Professor Fang Liu: The clinical application of CAR-T in acute myeloid leukemia is markedly different from its use in lymphoid malignancies, as it is difficult to establish CAR-T as a stand-alone therapeutic option in AML. First, as mentioned earlier, its efficacy in terms of remission duration remains insufficient. Second, CAR-T treatment causes profound myelosuppression. Because AML-related targets are often also expressed on normal hematopoietic stem cells, CAR-T therapy not only attacks tumor cells but also inevitably eradicates normal hematopoiesis, leading to sustained marrow dysfunction. As long as CAR-T cells persist in vivo, hematopoietic recovery is compromised; yet once hematopoiesis recovers, it often signals CAR-T exhaustion, which in turn may result in relapse.

This therapeutic paradox is currently addressed primarily through bridging to allogeneic hematopoietic stem cell transplantation (allo-HSCT) following CAR-T treatment. To date, no studies have demonstrated that AML patients can achieve long-term disease control with CAR-T therapy alone. Consequently, most research centers now combine CAR-T therapy with allo-HSCT, in some cases even positioning CAR-T as part of the conditioning strategy. In this context, CAR-T serves to eradicate both tumor cells and hematopoietic stem cells, thereby preparing the patient for transplantation.

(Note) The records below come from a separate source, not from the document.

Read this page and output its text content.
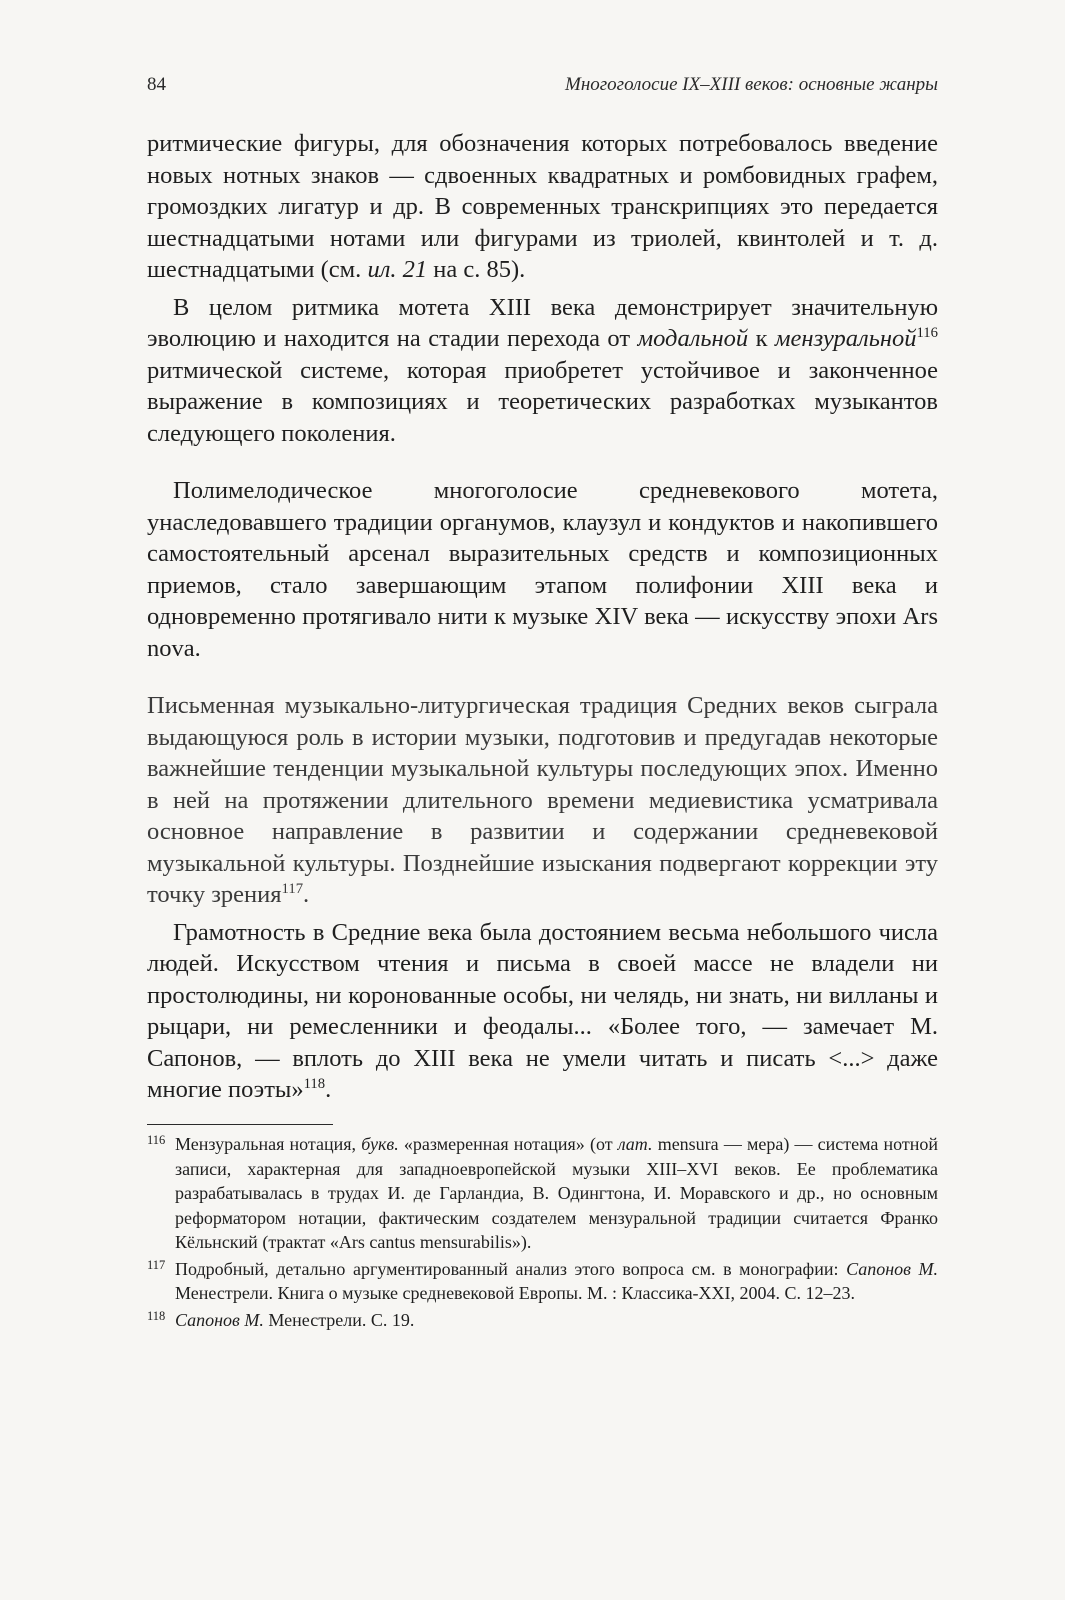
84	Многоголосие IX–XIII веков: основные жанры

ритмические фигуры, для обозначения которых потребовалось введение новых нотных знаков — сдвоенных квадратных и ромбовидных графем, громоздких лигатур и др. В современных транскрипциях это передается шестнадцатыми нотами или фигурами из триолей, квинтолей и т. д. шестнадцатыми (см. ил. 21 на с. 85).

В целом ритмика мотета XIII века демонстрирует значительную эволюцию и находится на стадии перехода от модальной к мензуральной$^{116}$ ритмической системе, которая приобретет устойчивое и законченное выражение в композициях и теоретических разработках музыкантов следующего поколения.

Полимелодическое многоголосие средневекового мотета, унаследовавшего традиции органумов, клаузул и кондуктов и накопившего самостоятельный арсенал выразительных средств и композиционных приемов, стало завершающим этапом полифонии XIII века и одновременно протягивало нити к музыке XIV века — искусству эпохи Ars nova.

Письменная музыкально-литургическая традиция Средних веков сыграла выдающуюся роль в истории музыки, подготовив и предугадав некоторые важнейшие тенденции музыкальной культуры последующих эпох. Именно в ней на протяжении длительного времени медиевистика усматривала основное направление в развитии и содержании средневековой музыкальной культуры. Позднейшие изыскания подвергают коррекции эту точку зрения$^{117}$.

Грамотность в Средние века была достоянием весьма небольшого числа людей. Искусством чтения и письма в своей массе не владели ни простолюдины, ни коронованные особы, ни челядь, ни знать, ни вилланы и рыцари, ни ремесленники и феодалы... «Более того, — замечает М. Сапонов, — вплоть до XIII века не умели читать и писать <...> даже многие поэты»$^{118}$.

116 Мензуральная нотация, букв. «размеренная нотация» (от лат. mensura — мера) — система нотной записи, характерная для западноевропейской музыки XIII–XVI веков. Ее проблематика разрабатывалась в трудах И. де Гарландиа, В. Одингтона, И. Моравского и др., но основным реформатором нотации, фактическим создателем мензуральной традиции считается Франко Кёльнский (трактат «Ars cantus mensurabilis»).

117 Подробный, детально аргументированный анализ этого вопроса см. в монографии: Сапонов М. Менестрели. Книга о музыке средневековой Европы. М. : Классика-XXI, 2004. С. 12–23.

118 Сапонов М. Менестрели. С. 19.
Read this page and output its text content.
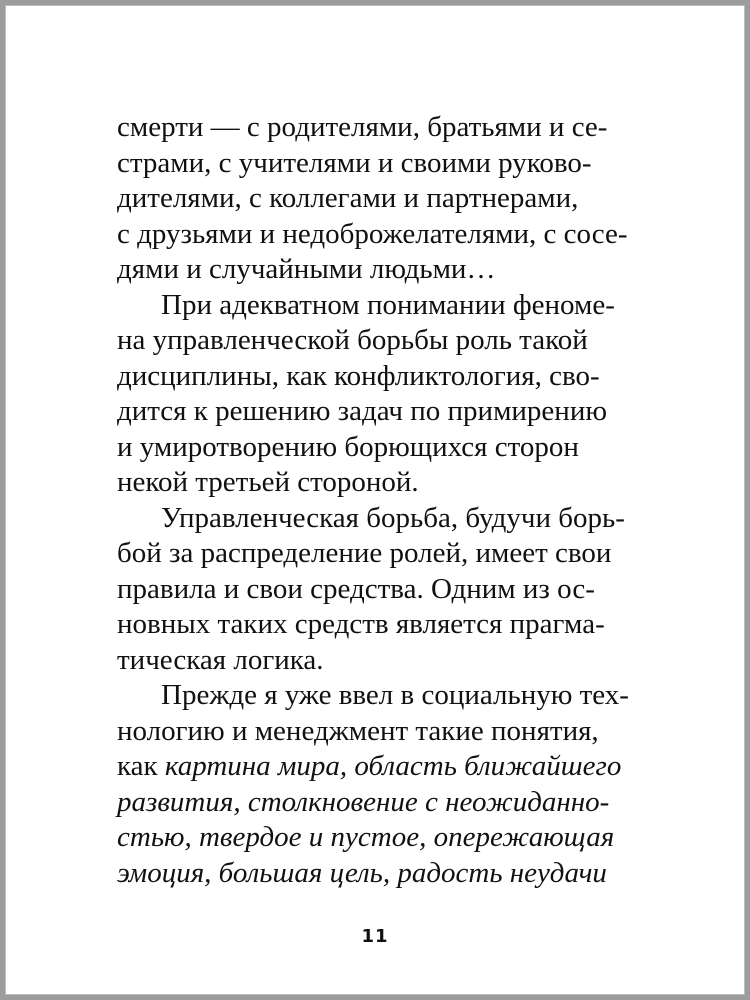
смерти — с родителями, братьями и се-
страми, с учителями и своими руково-
дителями, с коллегами и партнерами,
с друзьями и недоброжелателями, с сосе-
дями и случайными людьми…
При адекватном понимании феноме-
на управленческой борьбы роль такой
дисциплины, как конфликтология, сво-
дится к решению задач по примирению
и умиротворению борющихся сторон
некой третьей стороной.
Управленческая борьба, будучи борь-
бой за распределение ролей, имеет свои
правила и свои средства. Одним из ос-
новных таких средств является прагма-
тическая логика.
Прежде я уже ввел в социальную тех-
нологию и менеджмент такие понятия,
как картина мира, область ближайшего
развития, столкновение с неожиданно-
стью, твердое и пустое, опережающая
эмоция, большая цель, радость неудачи
11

In conclusion, AML patients eligible for transplantation should, whenever possible, receive CAR-T therapy in combination with allo-HSCT. The recommended approach is to initiate CAR-T once all preparatory steps for transplantation are completed, and then proceed rapidly to transplantation after achieving remission. This strategy minimizes the duration of neutropenia and marrow aplasia, thereby reducing the risks of complications and mortality.

Expert Profile

Professor Fang Liu Shanghai Xindaobei Hematology Hospital

Professor Liu earned her medical degree at Xiangya School of Medicine, her master’s degree at Peking Union Medical College, and her doctorate at Peking University Health Science Center. She subsequently completed postdoctoral research at the Nevada Cancer Institute in the United States.

She currently serves as Deputy Medical Director of Shanghai Xindaobei Hematology Hospital and Director of the First Department of Hematology. In 2016, she trained in CAR-T cell culture techniques at iCellgene in the U.S.

With nearly 20 years of experience in hematopoietic stem cell transplantation, Professor Liu has independently led close to 800 transplants, the majority of which were haploidentical procedures. She has developed an integrated transplant management system and has extensive expertise in relapse prevention and complication management.

She has also led multiple clinical trials of CAR-T therapy. Notably, she performed the world’s first dual-target CLL1-CD33 CAR-T therapy in relapsed/refractory AML, as well as the world’s first BCMA-CD19 dual-target CAR-T therapy in autoimmune disease. Her team’s work has been presented at major international conferences, including EHA 2018, ASH 2018, iwCAR 2019, ASH 2019, EHA 2020, and iwAL 2022. Her research was recognized as the Best Abstract at EHA 2018 and included in the Best of EHA in the leukemia section in 2020.